While evaluating whether to dive in and get a Bela single board computer for low latency processing of external inputs, that I would want to livecode in the C programming language using my clive system, I found that my initial attempts at cross-compiling into a network-shared folder were doomed, because my host system was running Debian Buster (current Testing, next Stable) and my device system (a Raspberry Pi Model 3 B) was running Raspbian Jessie (current OldStable). Jessie has an ancient glibc, the basic libraries that let C programs and libraries work, and my cross-compiled code needed a newer version.

So I installed Debian Buster arm64 from unofficial unsupported sources.
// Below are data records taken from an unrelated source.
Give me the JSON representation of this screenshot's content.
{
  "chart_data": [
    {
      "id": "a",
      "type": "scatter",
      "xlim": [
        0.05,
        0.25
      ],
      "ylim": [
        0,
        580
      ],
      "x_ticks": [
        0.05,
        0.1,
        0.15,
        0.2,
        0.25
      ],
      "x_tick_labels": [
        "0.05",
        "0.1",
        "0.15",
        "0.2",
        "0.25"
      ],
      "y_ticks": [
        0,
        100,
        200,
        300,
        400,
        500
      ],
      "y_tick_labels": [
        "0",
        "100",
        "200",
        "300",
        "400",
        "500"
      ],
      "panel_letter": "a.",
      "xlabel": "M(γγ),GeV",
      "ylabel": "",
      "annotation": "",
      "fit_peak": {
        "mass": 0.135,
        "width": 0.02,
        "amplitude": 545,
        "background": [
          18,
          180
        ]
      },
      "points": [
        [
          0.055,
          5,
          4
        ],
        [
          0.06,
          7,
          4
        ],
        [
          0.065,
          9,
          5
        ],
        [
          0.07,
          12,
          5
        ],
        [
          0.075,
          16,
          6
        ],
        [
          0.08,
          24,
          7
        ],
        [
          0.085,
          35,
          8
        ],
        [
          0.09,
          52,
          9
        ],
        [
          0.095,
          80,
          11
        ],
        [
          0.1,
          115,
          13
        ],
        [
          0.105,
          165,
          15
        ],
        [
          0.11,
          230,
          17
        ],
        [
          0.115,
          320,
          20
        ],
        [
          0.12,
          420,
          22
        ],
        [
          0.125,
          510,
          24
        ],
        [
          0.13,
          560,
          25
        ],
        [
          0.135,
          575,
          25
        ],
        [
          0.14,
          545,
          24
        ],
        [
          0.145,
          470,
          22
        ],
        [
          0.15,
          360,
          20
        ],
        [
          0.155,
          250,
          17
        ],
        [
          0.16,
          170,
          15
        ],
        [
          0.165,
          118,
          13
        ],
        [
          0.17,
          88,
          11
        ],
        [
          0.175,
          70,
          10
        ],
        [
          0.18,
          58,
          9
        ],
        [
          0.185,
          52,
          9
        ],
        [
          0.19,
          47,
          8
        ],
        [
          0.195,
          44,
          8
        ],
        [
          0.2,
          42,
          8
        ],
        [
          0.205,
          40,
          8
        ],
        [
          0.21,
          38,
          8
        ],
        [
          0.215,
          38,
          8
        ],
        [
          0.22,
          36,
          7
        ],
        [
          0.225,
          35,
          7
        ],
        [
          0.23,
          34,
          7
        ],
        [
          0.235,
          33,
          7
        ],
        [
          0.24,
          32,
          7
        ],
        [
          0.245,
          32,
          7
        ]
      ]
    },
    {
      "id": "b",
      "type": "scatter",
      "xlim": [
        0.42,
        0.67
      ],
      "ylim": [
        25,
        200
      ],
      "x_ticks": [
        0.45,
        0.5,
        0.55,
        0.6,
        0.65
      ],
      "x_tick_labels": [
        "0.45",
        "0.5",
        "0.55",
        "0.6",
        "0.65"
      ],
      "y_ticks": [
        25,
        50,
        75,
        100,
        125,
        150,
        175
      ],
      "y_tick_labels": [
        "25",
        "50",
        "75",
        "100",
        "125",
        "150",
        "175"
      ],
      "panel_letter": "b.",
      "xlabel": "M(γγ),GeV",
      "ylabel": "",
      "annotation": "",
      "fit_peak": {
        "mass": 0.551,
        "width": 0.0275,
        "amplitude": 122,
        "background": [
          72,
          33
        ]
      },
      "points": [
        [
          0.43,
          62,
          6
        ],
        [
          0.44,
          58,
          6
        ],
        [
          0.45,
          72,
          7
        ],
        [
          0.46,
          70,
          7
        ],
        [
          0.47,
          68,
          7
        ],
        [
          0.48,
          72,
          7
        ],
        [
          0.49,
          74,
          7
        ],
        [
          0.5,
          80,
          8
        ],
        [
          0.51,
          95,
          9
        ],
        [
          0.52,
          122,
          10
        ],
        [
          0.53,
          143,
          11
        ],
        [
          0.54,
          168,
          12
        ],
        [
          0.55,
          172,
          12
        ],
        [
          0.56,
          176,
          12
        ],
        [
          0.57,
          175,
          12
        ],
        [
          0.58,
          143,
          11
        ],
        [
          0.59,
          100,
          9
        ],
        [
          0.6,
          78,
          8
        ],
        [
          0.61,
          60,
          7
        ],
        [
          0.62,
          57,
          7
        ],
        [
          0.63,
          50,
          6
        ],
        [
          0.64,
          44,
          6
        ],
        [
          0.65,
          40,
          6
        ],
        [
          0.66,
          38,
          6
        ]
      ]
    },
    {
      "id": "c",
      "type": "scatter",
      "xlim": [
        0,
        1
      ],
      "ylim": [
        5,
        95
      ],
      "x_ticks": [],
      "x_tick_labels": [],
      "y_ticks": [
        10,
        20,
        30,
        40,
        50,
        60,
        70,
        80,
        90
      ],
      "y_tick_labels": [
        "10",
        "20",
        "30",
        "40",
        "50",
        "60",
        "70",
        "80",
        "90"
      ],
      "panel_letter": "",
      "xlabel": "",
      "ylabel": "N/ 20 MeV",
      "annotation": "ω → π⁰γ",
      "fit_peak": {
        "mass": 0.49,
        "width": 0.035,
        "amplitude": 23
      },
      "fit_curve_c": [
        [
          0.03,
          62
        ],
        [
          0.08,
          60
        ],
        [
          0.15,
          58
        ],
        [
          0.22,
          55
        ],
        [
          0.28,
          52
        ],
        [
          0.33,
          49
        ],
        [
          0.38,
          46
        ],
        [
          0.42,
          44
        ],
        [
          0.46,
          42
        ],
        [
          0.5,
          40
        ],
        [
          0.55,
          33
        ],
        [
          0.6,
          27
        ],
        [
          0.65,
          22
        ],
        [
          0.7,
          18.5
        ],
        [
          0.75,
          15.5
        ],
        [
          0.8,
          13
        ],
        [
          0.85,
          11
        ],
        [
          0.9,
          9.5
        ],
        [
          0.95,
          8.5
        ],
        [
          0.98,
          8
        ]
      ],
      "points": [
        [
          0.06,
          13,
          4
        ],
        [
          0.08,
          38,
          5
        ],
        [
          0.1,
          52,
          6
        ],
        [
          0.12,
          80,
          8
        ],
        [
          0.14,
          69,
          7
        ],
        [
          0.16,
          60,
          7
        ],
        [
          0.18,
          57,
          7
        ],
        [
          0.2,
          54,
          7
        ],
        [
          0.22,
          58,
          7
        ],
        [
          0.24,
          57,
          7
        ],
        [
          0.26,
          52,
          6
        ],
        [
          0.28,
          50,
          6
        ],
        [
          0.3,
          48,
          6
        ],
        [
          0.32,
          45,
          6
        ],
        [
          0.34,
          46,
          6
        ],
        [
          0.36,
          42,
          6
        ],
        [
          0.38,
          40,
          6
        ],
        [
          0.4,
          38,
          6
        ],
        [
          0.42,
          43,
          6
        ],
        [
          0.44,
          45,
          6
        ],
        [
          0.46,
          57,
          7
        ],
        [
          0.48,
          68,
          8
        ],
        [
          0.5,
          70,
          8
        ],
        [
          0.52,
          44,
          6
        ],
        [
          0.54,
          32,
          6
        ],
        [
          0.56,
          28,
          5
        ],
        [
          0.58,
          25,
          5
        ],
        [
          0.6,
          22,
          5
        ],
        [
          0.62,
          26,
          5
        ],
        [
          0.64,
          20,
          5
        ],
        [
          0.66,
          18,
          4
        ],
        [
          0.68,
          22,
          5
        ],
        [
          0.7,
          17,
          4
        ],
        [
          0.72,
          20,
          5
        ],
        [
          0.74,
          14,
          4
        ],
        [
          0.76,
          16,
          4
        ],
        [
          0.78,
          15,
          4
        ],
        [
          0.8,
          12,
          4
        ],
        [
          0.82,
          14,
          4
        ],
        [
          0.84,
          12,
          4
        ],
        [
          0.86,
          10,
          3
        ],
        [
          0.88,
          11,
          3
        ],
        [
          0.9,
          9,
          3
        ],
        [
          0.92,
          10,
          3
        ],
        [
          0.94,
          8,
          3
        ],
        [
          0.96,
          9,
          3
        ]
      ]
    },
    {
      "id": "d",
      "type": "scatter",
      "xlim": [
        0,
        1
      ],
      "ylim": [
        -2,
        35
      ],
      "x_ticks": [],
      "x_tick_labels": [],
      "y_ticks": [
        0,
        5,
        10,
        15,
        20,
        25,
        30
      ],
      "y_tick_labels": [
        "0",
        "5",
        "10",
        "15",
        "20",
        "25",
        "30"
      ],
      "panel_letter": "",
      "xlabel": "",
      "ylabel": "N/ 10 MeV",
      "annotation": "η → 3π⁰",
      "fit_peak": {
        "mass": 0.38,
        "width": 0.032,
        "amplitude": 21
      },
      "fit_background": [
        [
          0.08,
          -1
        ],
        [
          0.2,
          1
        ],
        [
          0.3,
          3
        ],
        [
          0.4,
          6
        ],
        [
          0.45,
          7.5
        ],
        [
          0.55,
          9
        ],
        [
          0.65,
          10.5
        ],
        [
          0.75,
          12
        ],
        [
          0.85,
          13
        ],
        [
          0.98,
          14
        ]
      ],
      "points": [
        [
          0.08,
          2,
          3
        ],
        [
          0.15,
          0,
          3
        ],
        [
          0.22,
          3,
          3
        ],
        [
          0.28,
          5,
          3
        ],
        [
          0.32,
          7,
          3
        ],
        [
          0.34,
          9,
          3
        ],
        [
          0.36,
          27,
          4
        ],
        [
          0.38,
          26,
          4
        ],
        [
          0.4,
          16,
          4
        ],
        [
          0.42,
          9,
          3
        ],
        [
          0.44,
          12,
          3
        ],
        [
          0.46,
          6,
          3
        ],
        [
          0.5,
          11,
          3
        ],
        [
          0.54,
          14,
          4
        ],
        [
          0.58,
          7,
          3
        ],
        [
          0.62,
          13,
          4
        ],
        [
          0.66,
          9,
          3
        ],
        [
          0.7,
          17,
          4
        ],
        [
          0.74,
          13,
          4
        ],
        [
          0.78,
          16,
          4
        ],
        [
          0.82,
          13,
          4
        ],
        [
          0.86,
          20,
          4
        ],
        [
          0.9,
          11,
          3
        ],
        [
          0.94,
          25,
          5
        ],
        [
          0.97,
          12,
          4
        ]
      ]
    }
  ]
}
After upgrading the system to my liking, I tried the audio through HDMI. The aplay command could make some noise, but it was using a Pulseaudio backend. Try as I might I couldn't get a raw ALSA backend to make any sound, especially not with JACK (which output errors about not supported hardware sample types). So I resorted to radical means. I set up a JACK server using the dummy backend, and hooked Pulseaudio to it with pulseaudio-module-jack. Then adding a loopback Pulseaudio device to route the JACK sources/sinks to the hardware:

$ /usr/bin/jackd -ddummy &

$ tail /etc/pulse/default.pa
load-module module-jack-source
load-module module-jack-sink
set-default-sink jack_out
set-default-source jack_in
load-module module-loopback source=jack_in sink=alsa_output.platform-3f902000.hdmi.iec958-stereo

$ mplayer -ao jack somefile.ogg -loop 0 &

$ jack_connect "MPlayer [15406]:out_0" "PulseAudio JACK Source:front-left"
$ jack_connect "MPlayer [15406]:out_1" "PulseAudio JACK Source:front-right"

Note: this is significantly different to the usual software -> Pulse -> JACK -> ALSA -> ears route, it's more like software -> JACK -> Pulse -> ALSA -> ears, though I don't really know what happens beyond Pulse in this setup... All I know is I hear sounds from JACK on the HDMI output, which is all that matters.

Now the last thing is figuring out how to disable the screensaver timeout on the lightdm greeter login prompt, when that kicks in all sound goes off. I can disable the screensaver if I login, but an automatically logged in session is a bit annoying. There is a greeter screensaver timeout variable, but that applies only to lock screen, not login screen. I want to make sounds through HDMI from a remote ssh session.

And another shiny thing would be automatically considering the PulseAudio JACK ports as physical and the JACK dummy system: ports as not, so that automatic connections work as expected (I hear nothing until I manually connect the ports as above).